WASHINGTON (CNS) — The role of religion in U.S. public life has Americans divided.

In its fifth annual American Values Survey presented Sept. 23, the Public Religion Research Institute found that 46 percent of respondents were more concerned about the government interfering with the ability of people to freely practice their religion than they were with religious groups trying to get laws passed that force their beliefs on others.

Conversely, 46 percent were more worried about the religious groups than the government.

The figures were among the conclusions of a survey of 4,500 Americans of different race, religion, gender and socioeconomic status that focused on their perceptions of economic, political and cultural issues facing the country today.


Partisan divides were evident in the survey’s results, which showed 64 percent of Republicans were more concerned with government interference, while 59 percent of Democrats were more concerned about interference by religious groups.

Alan Abramowitz, a professor of political science at Emory University, spoke as a panelist at the survey’s Sept. 23 release in Washington and commented on the importance of ideology, more so than other factors, in shaping political views.

“Social class is one of the least important divisions in Americans politics today,” Abramowitz said. “There’s a huge party divide regardless of income. … People are divided over what the role of government should be, but their attitudes toward the role of government are not influenced very much at all by their social class (or) by their income level.”

The survey findings showed that people’s opinions on religion and government varied largely based on their race and religious denomination. For example, 46 percent of white Catholics were concerned about government regulation of religion, but only 36 percent of Hispanic Catholics reported the same concern. The numbers diverged even more when looking at people of the same race but different denominations, as a majority 57 percent of Hispanic Protestants were worried about government interference in religion.

Robert P. Jones, CEO of the Public Religion Research Institute and survey presenter, noted the discrepancies within Hispanic communities and said they are part of two transformations.


“Over time what we are seeing is a shift to being less Catholic (in Hispanic communities) … but it is going in two directions, so it’s less Catholic and more Protestant,” he said. “But it’s also becoming more unaffiliated and in fact those two flows look about equal. And what we see is Latino Protestants tend to be like white evangelicals. … They tend to be culturally conservative in a way that Hispanic Catholics are not.

“The short answer is that if you’re just looking at ideology or political leanings, what it basically looks like is that the overall needle … doesn’t move that much because there are equal numbers becoming unaffiliated as there are becoming Hispanic protestants.”

In the coming years, as millennials ascend the voting booths, these statistics could have a significant impact on politics. In 2010, a Pew Research poll found that people between the ages of 18 and 29 were less likely to be religiously affiliated.
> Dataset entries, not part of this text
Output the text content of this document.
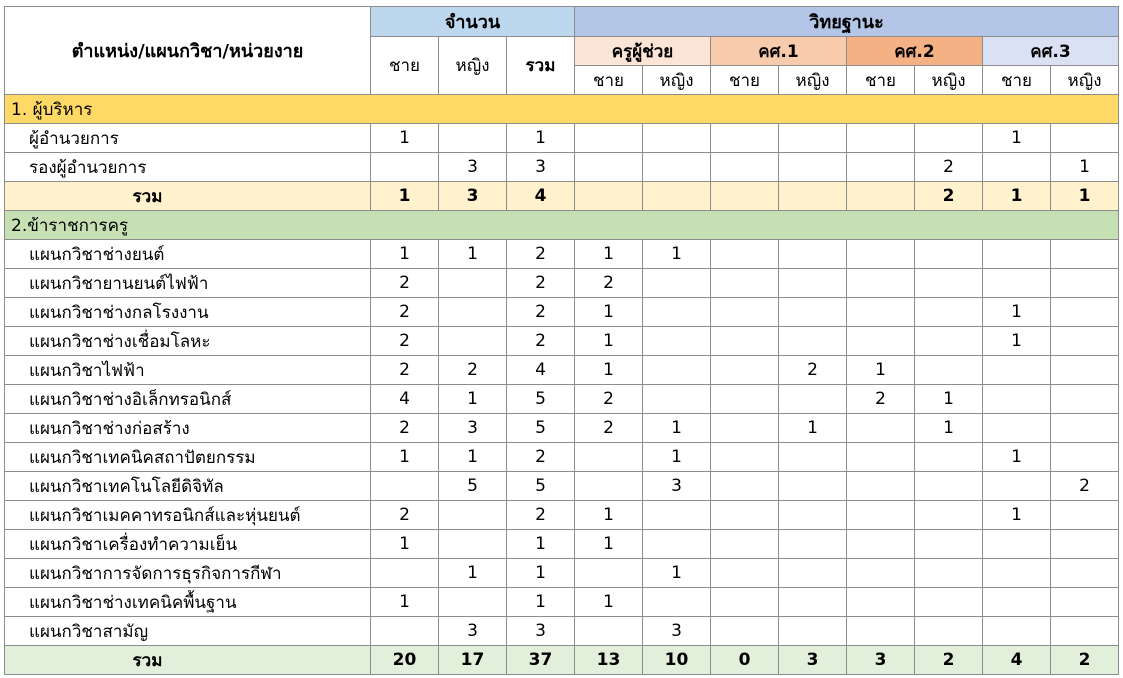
ตำแหน่ง/แผนกวิชา/หน่วยงาย	จำนวน			วิทยฐานะ							
	ชาย	หญิง	รวม	ครูผู้ช่วย		คศ.1		คศ.2		คศ.3	
				ชาย	หญิง	ชาย	หญิง	ชาย	หญิง	ชาย	หญิง
1. ผู้บริหาร											
ผู้อำนวยการ	1		1							1	
รองผู้อำนวยการ		3	3						2		1
รวม	1	3	4						2	1	1
2.ข้าราชการครู											
แผนกวิชาช่างยนต์	1	1	2	1	1						
แผนกวิชายานยนต์ไฟฟ้า	2		2	2							
แผนกวิชาช่างกลโรงงาน	2		2	1						1	
แผนกวิชาช่างเชื่อมโลหะ	2		2	1						1	
แผนกวิชาไฟฟ้า	2	2	4	1			2	1			
แผนกวิชาช่างอิเล็กทรอนิกส์	4	1	5	2				2	1		
แผนกวิชาช่างก่อสร้าง	2	3	5	2	1		1		1		
แผนกวิชาเทคนิคสถาปัตยกรรม	1	1	2		1					1	
แผนกวิชาเทคโนโลยีดิจิทัล		5	5		3						2
แผนกวิชาเมคคาทรอนิกส์และหุ่นยนต์	2		2	1						1	
แผนกวิชาเครื่องทำความเย็น	1		1	1							
แผนกวิชาการจัดการธุรกิจการกีฬา		1	1		1						
แผนกวิชาช่างเทคนิคพื้นฐาน	1		1	1							
แผนกวิชาสามัญ		3	3		3						
รวม	20	17	37	13	10	0	3	3	2	4	2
This would be a detriment to Republicans, whose main constituents are white Protestants.

“I’ve called the 2020 presidential election Armageddon for the Republican Party,” said Joy Reid, a panelist and host of “The Reid Report” on MSNBC. She said the GOP has a twofold problem in that Hispanics today under vote their share of the population and the next generation is “more minority” than their parents’ generation.

“White young voters still vote majority Republican … but there are less of them,” she said. “So as the electorate becomes more minority-laden … by the time you get to 2020 you’re in a world of hurt if Republicans can’t find a way to expand their electorate.”
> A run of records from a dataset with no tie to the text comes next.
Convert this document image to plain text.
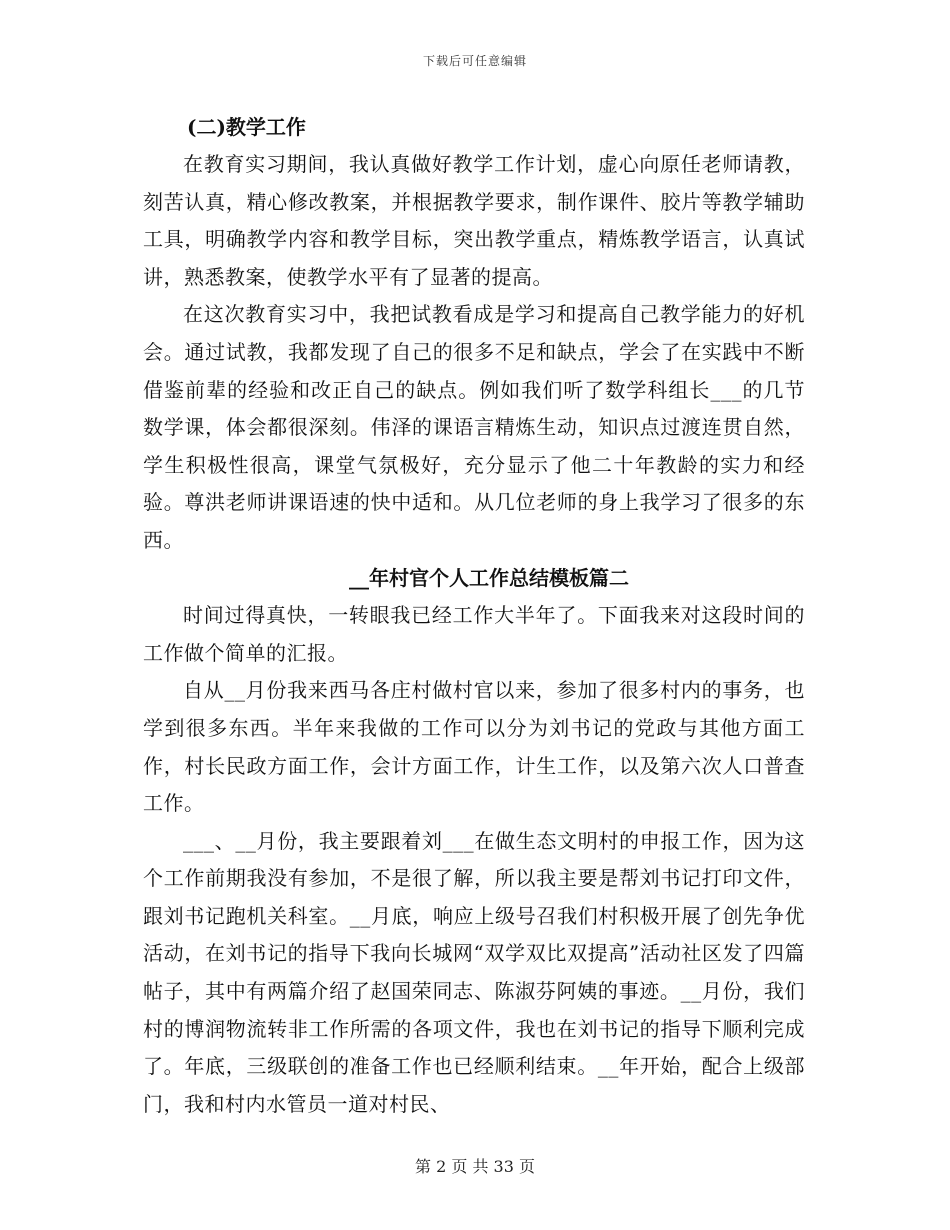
下载后可任意编辑

(二)教学工作

在教育实习期间，我认真做好教学工作计划，虚心向原任老师请教，刻苦认真，精心修改教案，并根据教学要求，制作课件、胶片等教学辅助工具，明确教学内容和教学目标，突出教学重点，精炼教学语言，认真试讲，熟悉教案，使教学水平有了显著的提高。

在这次教育实习中，我把试教看成是学习和提高自己教学能力的好机会。通过试教，我都发现了自己的很多不足和缺点，学会了在实践中不断借鉴前辈的经验和改正自己的缺点。例如我们听了数学科组长___的几节数学课，体会都很深刻。伟泽的课语言精炼生动，知识点过渡连贯自然，学生积极性很高，课堂气氛极好，充分显示了他二十年教龄的实力和经验。尊洪老师讲课语速的快中适和。从几位老师的身上我学习了很多的东西。

__年村官个人工作总结模板篇二

时间过得真快，一转眼我已经工作大半年了。下面我来对这段时间的工作做个简单的汇报。

自从__月份我来西马各庄村做村官以来，参加了很多村内的事务，也学到很多东西。半年来我做的工作可以分为刘书记的党政与其他方面工作，村长民政方面工作，会计方面工作，计生工作，以及第六次人口普查工作。

___、__月份，我主要跟着刘___在做生态文明村的申报工作，因为这个工作前期我没有参加，不是很了解，所以我主要是帮刘书记打印文件，跟刘书记跑机关科室。__月底，响应上级号召我们村积极开展了创先争优活动，在刘书记的指导下我向长城网“双学双比双提高”活动社区发了四篇帖子，其中有两篇介绍了赵国荣同志、陈淑芬阿姨的事迹。__月份，我们村的博润物流转非工作所需的各项文件，我也在刘书记的指导下顺利完成了。年底，三级联创的准备工作也已经顺利结束。__年开始，配合上级部门，我和村内水管员一道对村民、

第 2 页 共 33 页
Panelist Henry Olsen, a senior fellow at the Ethics and Public Policy Center, said the white Christian movement needs to have a new purpose that brings them together.

“They remain significantly at odds with the progressive wing of the Democratic Party,” Olsen said. “That gives an opportunity for a redefinition of Republicanism that would be more … individualistic in its implementation of the government involvement in the social safety net.”

Catholic social movements related to health care and immigration and poverty reform have caused contention between those religious constituents and the government, especially regarding the “dogfight between the Catholic Church and the Obama administration on contraception,” Reid said.

“There’s been a push/pull of trying to draw religious groups into a relationship with government,” she said. “It always meets eventually in ideological bearing.”

The margin of error for the overall survey was plus or minus 1.8 percentage points.

Survey results of the survey were based on bilingual (Spanish and English) random-digit-dialing telephone interviews conducted between July 21 and Aug. 14 by professional interviewers. Interviews were conducted among a random sample of 4,507 adults 18 years of age or older living in the U.S.